Typically, teams of five students are paired with a Fortune 500 or other profit-driven company that wants to increase sales, and the corporate client picks up the tab for international field work.
In the Tanzania case, though, a team aligned with Mosaic, which is a not-for-profit organization based in Omaha that serves people with disabilities and their families, including those in the Tanzanian city of Moshi. In another atypical twist, UNO paid the team's traveling expenses of $32,000.
Swanson said working conditions also set apart the Tanzania project from the three other international research projects conducted by students in the most recent class.
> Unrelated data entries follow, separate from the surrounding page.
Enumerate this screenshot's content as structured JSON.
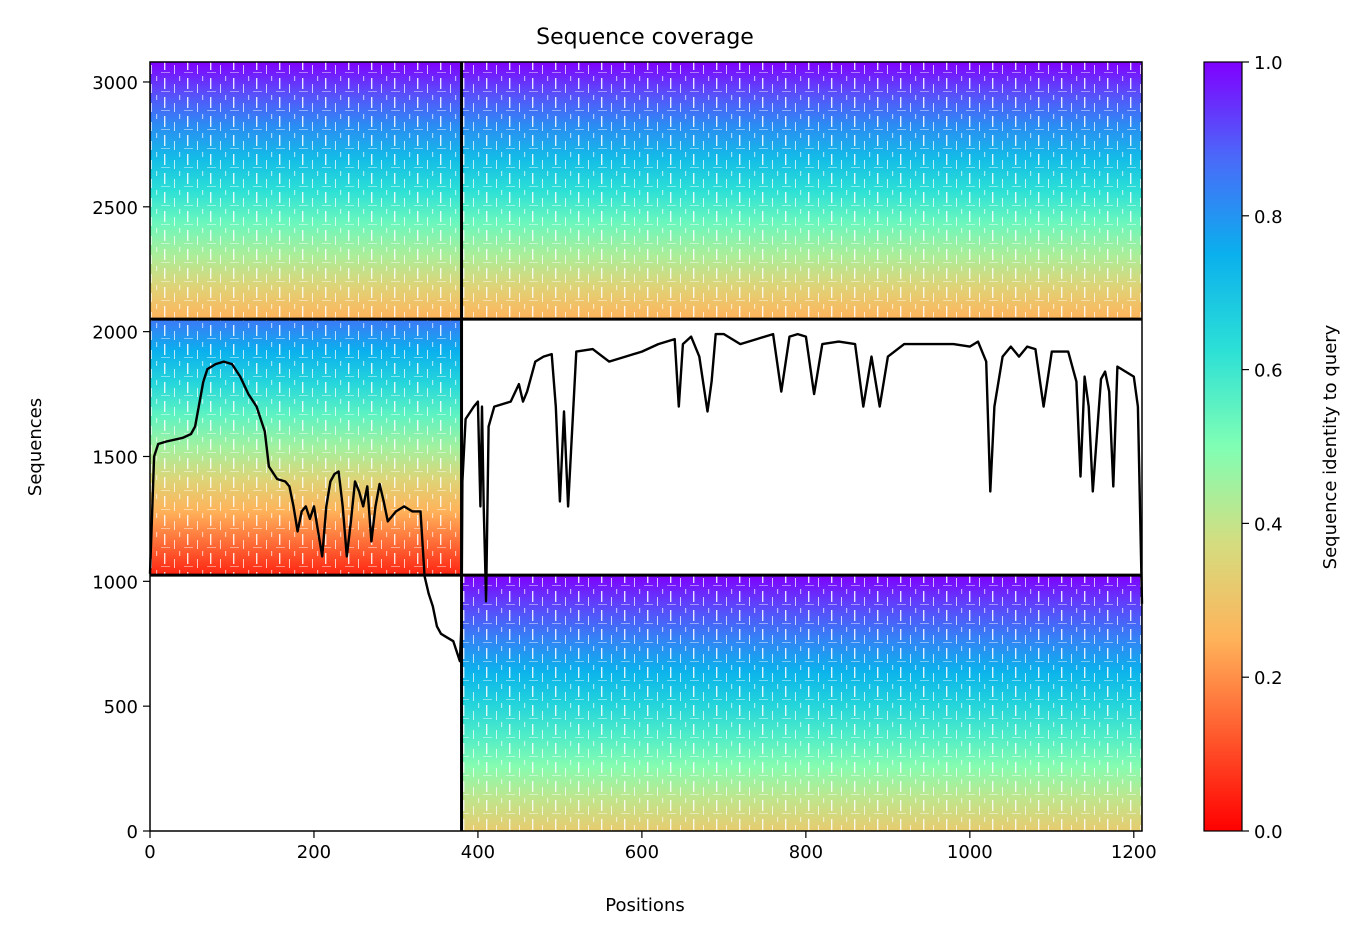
{
  "chart_data": {
    "type": "heatmap",
    "title": "Sequence coverage",
    "xlabel": "Positions",
    "ylabel": "Sequences",
    "xlim": [
      0,
      1210
    ],
    "ylim": [
      0,
      3080
    ],
    "xticks": [
      0,
      200,
      400,
      600,
      800,
      1000,
      1200
    ],
    "yticks": [
      0,
      500,
      1000,
      1500,
      2000,
      2500,
      3000
    ],
    "grid": false,
    "colorbar": {
      "label": "Sequence identity to query",
      "colormap": "rainbow",
      "min": 0.0,
      "max": 1.0,
      "ticks": [
        0.0,
        0.2,
        0.4,
        0.6,
        0.8,
        1.0
      ]
    },
    "blocks": [
      {
        "x": [
          0,
          380
        ],
        "y": [
          2050,
          3080
        ],
        "id_top": 1.0,
        "id_bottom": 0.25
      },
      {
        "x": [
          380,
          1210
        ],
        "y": [
          2050,
          3080
        ],
        "id_top": 1.0,
        "id_bottom": 0.25
      },
      {
        "x": [
          0,
          380
        ],
        "y": [
          1025,
          2050
        ],
        "id_top": 0.85,
        "id_bottom": 0.05
      },
      {
        "x": [
          380,
          1210
        ],
        "y": [
          0,
          1025
        ],
        "id_top": 1.0,
        "id_bottom": 0.32
      }
    ],
    "dividers": {
      "vertical_x": 380,
      "horizontal_y": [
        1025,
        2050
      ]
    },
    "coverage_line": {
      "x": [
        0,
        5,
        10,
        20,
        40,
        50,
        55,
        65,
        70,
        80,
        90,
        100,
        110,
        120,
        130,
        140,
        145,
        155,
        165,
        170,
        175,
        180,
        185,
        190,
        195,
        200,
        205,
        210,
        215,
        220,
        225,
        230,
        235,
        240,
        245,
        250,
        255,
        260,
        265,
        270,
        275,
        280,
        285,
        290,
        300,
        310,
        320,
        330,
        335,
        340,
        345,
        350,
        355,
        360,
        370,
        378,
        380,
        381,
        385,
        395,
        400,
        403,
        405,
        407,
        410,
        413,
        420,
        440,
        450,
        455,
        460,
        470,
        480,
        490,
        495,
        500,
        505,
        510,
        520,
        540,
        560,
        580,
        600,
        620,
        640,
        645,
        650,
        660,
        670,
        680,
        685,
        690,
        700,
        720,
        740,
        760,
        770,
        780,
        790,
        800,
        810,
        820,
        840,
        860,
        870,
        880,
        890,
        900,
        920,
        940,
        960,
        980,
        1000,
        1010,
        1020,
        1025,
        1030,
        1040,
        1050,
        1060,
        1070,
        1080,
        1090,
        1100,
        1110,
        1120,
        1130,
        1135,
        1140,
        1145,
        1150,
        1160,
        1165,
        1170,
        1175,
        1180,
        1190,
        1200,
        1205,
        1210
      ],
      "y": [
        1030,
        1500,
        1550,
        1560,
        1575,
        1590,
        1620,
        1800,
        1850,
        1870,
        1880,
        1870,
        1820,
        1750,
        1700,
        1600,
        1460,
        1410,
        1400,
        1380,
        1300,
        1200,
        1280,
        1300,
        1250,
        1300,
        1200,
        1100,
        1300,
        1400,
        1430,
        1440,
        1300,
        1100,
        1240,
        1400,
        1360,
        1300,
        1380,
        1160,
        1300,
        1390,
        1320,
        1240,
        1280,
        1300,
        1280,
        1280,
        1020,
        950,
        900,
        820,
        790,
        780,
        760,
        680,
        830,
        1400,
        1650,
        1700,
        1720,
        1300,
        1700,
        1300,
        920,
        1620,
        1700,
        1720,
        1790,
        1720,
        1760,
        1880,
        1900,
        1910,
        1700,
        1320,
        1680,
        1300,
        1920,
        1930,
        1880,
        1900,
        1920,
        1950,
        1970,
        1700,
        1950,
        1980,
        1900,
        1680,
        1800,
        1990,
        1990,
        1950,
        1970,
        1990,
        1760,
        1980,
        1990,
        1980,
        1750,
        1950,
        1960,
        1950,
        1700,
        1900,
        1700,
        1900,
        1950,
        1950,
        1950,
        1950,
        1940,
        1960,
        1880,
        1360,
        1700,
        1900,
        1940,
        1900,
        1940,
        1930,
        1700,
        1920,
        1920,
        1920,
        1800,
        1420,
        1820,
        1700,
        1360,
        1810,
        1840,
        1760,
        1380,
        1860,
        1840,
        1820,
        1700,
        910
      ]
    }
  }
}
Unlike other teams who stayed in luxury hotels and were plugged into data 24-7, the Tanzania group slept under netting in a hostel, at one point averted a dangerous civil disturbance and had spotty access to Internet and electricity.
Two of the team members' own children have severe disabilities, which motivated them to volunteer for the Tanzania project.
“It came down to, 'My gosh, this could be Ryan over there,'” said team member Phil Taylor. “It felt like it was meant to be.”
Regardless of their projects, though, all teams shared the common goal of improving a business.
In Tanzania, the UNO team was to recommend how to improve profits in caregiver cooperatives so they can contribute more to the cost of centers where their children with disabilities receive daily services.
Mosaic and its partner organizations support the cooperatives in part by helping to sell their products. Mostly handmade purses, bags and jewelry, the crafts are sold primarily in Nebraska to Mosaic supporters. Mosaic also provides financial support to the 11 Moshi area care centers for children with disabilities.
Perhaps the greatest challenge to beefing up business production, Tanzania team members said, was the nonprofit Mosaic's focus on service and advocacy over making money.
And while the team recommended multiple changes — including consolidation of production sites and more aggressive and targeted marketing strategies — Mosaic's Kelly Lytle explained that any change would be rolled out over time, “as we have to take into consideration cultural differences.”
Still, the team members said they gained valuable perspective from trying to balance the human and business sides of a nonprofit entity.
“It reinforces to our students things we can do as a community to better the world,” Swanson said.
Bowen, who runs a 75-person firm but had never traveled abroad, said he used to think in terms of the U.S. vs. other countries. After visiting Tanzania and, on an earlier UNO trip, China, he views the people as largely the same.
“It's the government and economies that are different,” he said.
Bronner, a clinical education manager at the University of Nebraska Medical Center, also traveled to both countries. She said she appreciated the opportunity to contrast governmental barriers to starting a business and found that entrepreneurial spirit was universal.
“A person really passionate about moving their business forward is the same no matter where you find them,” she said.
Davis, a security officer at UNO, echoed the sentiment of others that the Tanzania trip deepened the commitment to “give back.”
Davis continues to work with Mosaic on a project to develop fire safety information and to raise funds for solar-powered lanterns for families with children with disabilities in Tanzania. That effort began when he learned of a child with disabilities who burned to death when a kerosene lamp was knocked over in his house.
Bronner remains in contact with Tanzanian friends through Facebook.
Bowen has spoken at Mosaic fundraisers. He said the lingering relationship is unusual, as most teams sign agreements not to talk about their findings.
“I can stay as involved as I want, and will know years later if our report made a difference.”